The problem is we never know when it might happen, or what might trigger it.
I can’t answer the first question, but I can answer the second.
It will be private equity.
Private equity has been taking over the world for the last 40 years. It arbitrates against financial regulations by design. The idea is that people who invest in such a fund are guilty of wealth and, thus, can afford to take a loss.
But are they? Any loss, taken in any market, results in some panic selling. We see it in every crash.
The problem is that there’s now more private equity running around than public equity. The canary in that coal mine is the banking business.
Private lending has exploded in recent years. This is a $1.5 trillion business that’s crowding out banks. This was a $1 trillion business just two years ago. It’s growing that fast.
The problem is that there’s little regulation. You don’t know if a private lender has loan loss reserves, if they can handle some loans going bad. In the case of a disaster, a hurricane or a fire, a war or a famine, uninsured losses could destroy private lenders while banks remain solvent.
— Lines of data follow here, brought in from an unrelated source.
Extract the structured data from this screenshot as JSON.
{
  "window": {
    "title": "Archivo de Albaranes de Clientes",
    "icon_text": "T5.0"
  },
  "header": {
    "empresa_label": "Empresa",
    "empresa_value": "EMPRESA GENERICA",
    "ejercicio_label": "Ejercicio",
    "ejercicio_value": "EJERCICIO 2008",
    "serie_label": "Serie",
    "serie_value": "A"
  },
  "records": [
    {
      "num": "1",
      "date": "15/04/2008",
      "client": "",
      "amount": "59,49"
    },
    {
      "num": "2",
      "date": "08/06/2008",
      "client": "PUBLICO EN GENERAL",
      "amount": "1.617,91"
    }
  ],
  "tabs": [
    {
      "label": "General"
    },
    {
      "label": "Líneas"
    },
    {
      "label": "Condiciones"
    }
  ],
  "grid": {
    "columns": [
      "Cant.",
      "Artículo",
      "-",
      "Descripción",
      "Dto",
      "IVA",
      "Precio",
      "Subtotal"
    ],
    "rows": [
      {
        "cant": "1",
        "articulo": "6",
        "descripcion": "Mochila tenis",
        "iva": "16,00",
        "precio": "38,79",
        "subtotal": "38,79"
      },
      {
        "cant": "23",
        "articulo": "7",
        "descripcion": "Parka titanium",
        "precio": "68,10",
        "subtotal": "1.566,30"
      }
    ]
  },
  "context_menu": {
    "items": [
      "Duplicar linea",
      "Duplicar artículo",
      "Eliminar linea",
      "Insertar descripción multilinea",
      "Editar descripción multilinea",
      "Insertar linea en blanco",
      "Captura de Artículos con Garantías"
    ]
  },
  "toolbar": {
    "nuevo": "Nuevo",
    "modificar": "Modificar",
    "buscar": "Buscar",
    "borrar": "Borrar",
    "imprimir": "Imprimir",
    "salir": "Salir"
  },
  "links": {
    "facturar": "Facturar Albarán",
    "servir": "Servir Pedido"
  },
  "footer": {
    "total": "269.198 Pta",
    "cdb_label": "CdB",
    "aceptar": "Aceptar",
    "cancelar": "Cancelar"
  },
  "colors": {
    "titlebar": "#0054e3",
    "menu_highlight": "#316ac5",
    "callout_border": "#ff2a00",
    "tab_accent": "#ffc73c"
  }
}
The excuse here, as with everything else involving private equity, is that we’re dealing with “high net worth individuals.” Unlike you and me, supposedly, they can handle it. They’re big boys and girls.
But are they really?
Even rich people panic in the face of big losses, and big losses are inevitable in an unstable world. That’s why we have regulations. To see banks “crowded out” by private lenders is to see regulated entities crowded out by unregulated ones. It’s banking as it was in 1873, 1893 and 1907, when Wall Street panics broke honest bank depositors.
But it’s going to happen. I don’t see a way around it. Because no one is even raising the alarm. Instead, they want bank regulations loosened to compete. That’s precisely the wrong approach. We need regulations on private equity strengthened, and we need that to be done on a global scale.